CNS Canada — ICE Futures Canada canola contracts moved higher during the week ended Wednesday, although prices remain rangebound overall as market participants continue to try and get a better handle on the size of this year’s Canadian crop.
While seasonal harvest pressure may be tempering the upside potential, that selling has not been as large as anticipated due to harvest delays, said Jerry Klassen, manager of Canadian operations with Swiss-based GAP SA Grains and Products in Winnipeg. The slower deliveries also have some industry participants questioning the size of the crop.
Statistics Canada on Tuesday released a model-based production estimate using satellite imagery, pegging the canola crop at 18.3 million tonnes. That’s up from the August estimate of 17 million tonnes, but in line with the previous year’s level.
Many in the trade, however, are still of the opinion that the actual crop is much larger.
Klassen said some estimates were still topping 21 million tonnes, but he placed the crop at about 19 million to 20 million tonnes.
“Traders are trying to get a better handle on the crop size,” he said, adding that “the large variation in the canola crop size estimate has the market holding a bit of a risk premium until the crop is confirmed.”
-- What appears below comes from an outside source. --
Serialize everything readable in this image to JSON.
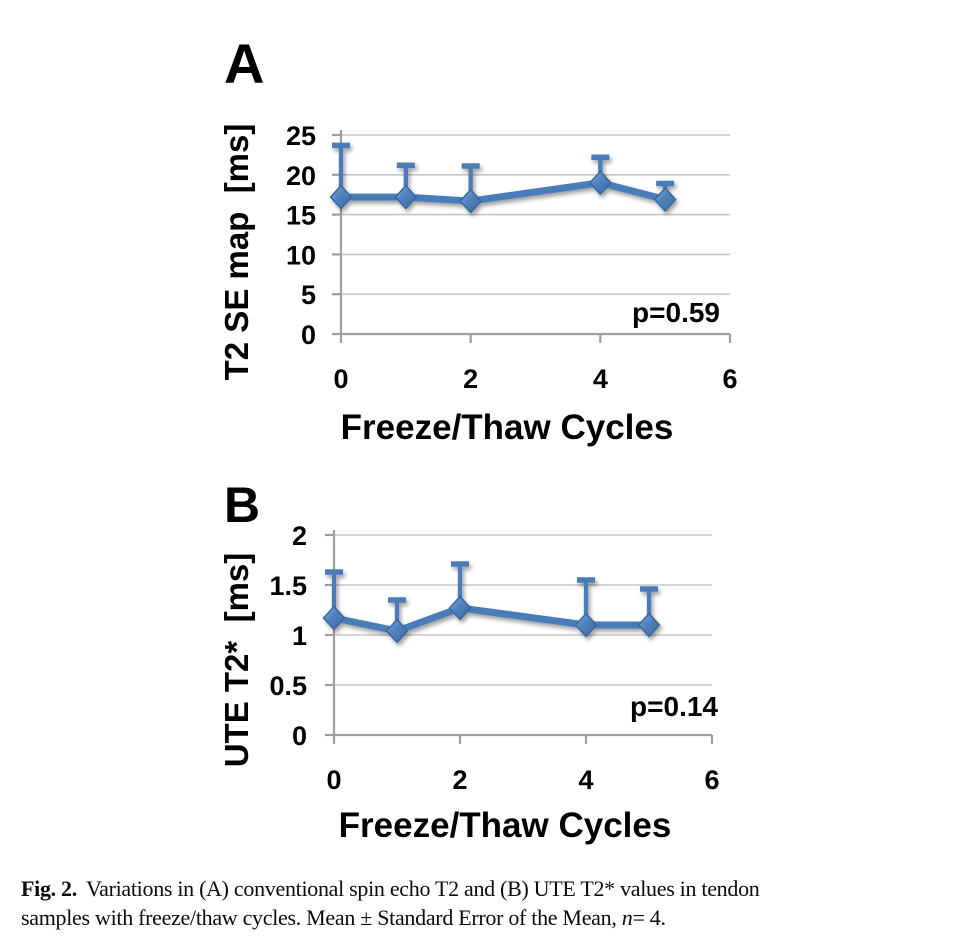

From a chart standpoint, November canola surged above nearby moving averages during the week, but failed to see follow-through buying interest. Klassen placed nearby resistance at $470 to $475 per tonne.
At the same time, the canola market doesn’t want to go lower either, according to Klassen. He said there was solid commercial demand underneath the market.
— Phil Franz-Warkentin writes for Commodity News Service Canada, a Winnipeg company specializing in grain and commodity market reporting.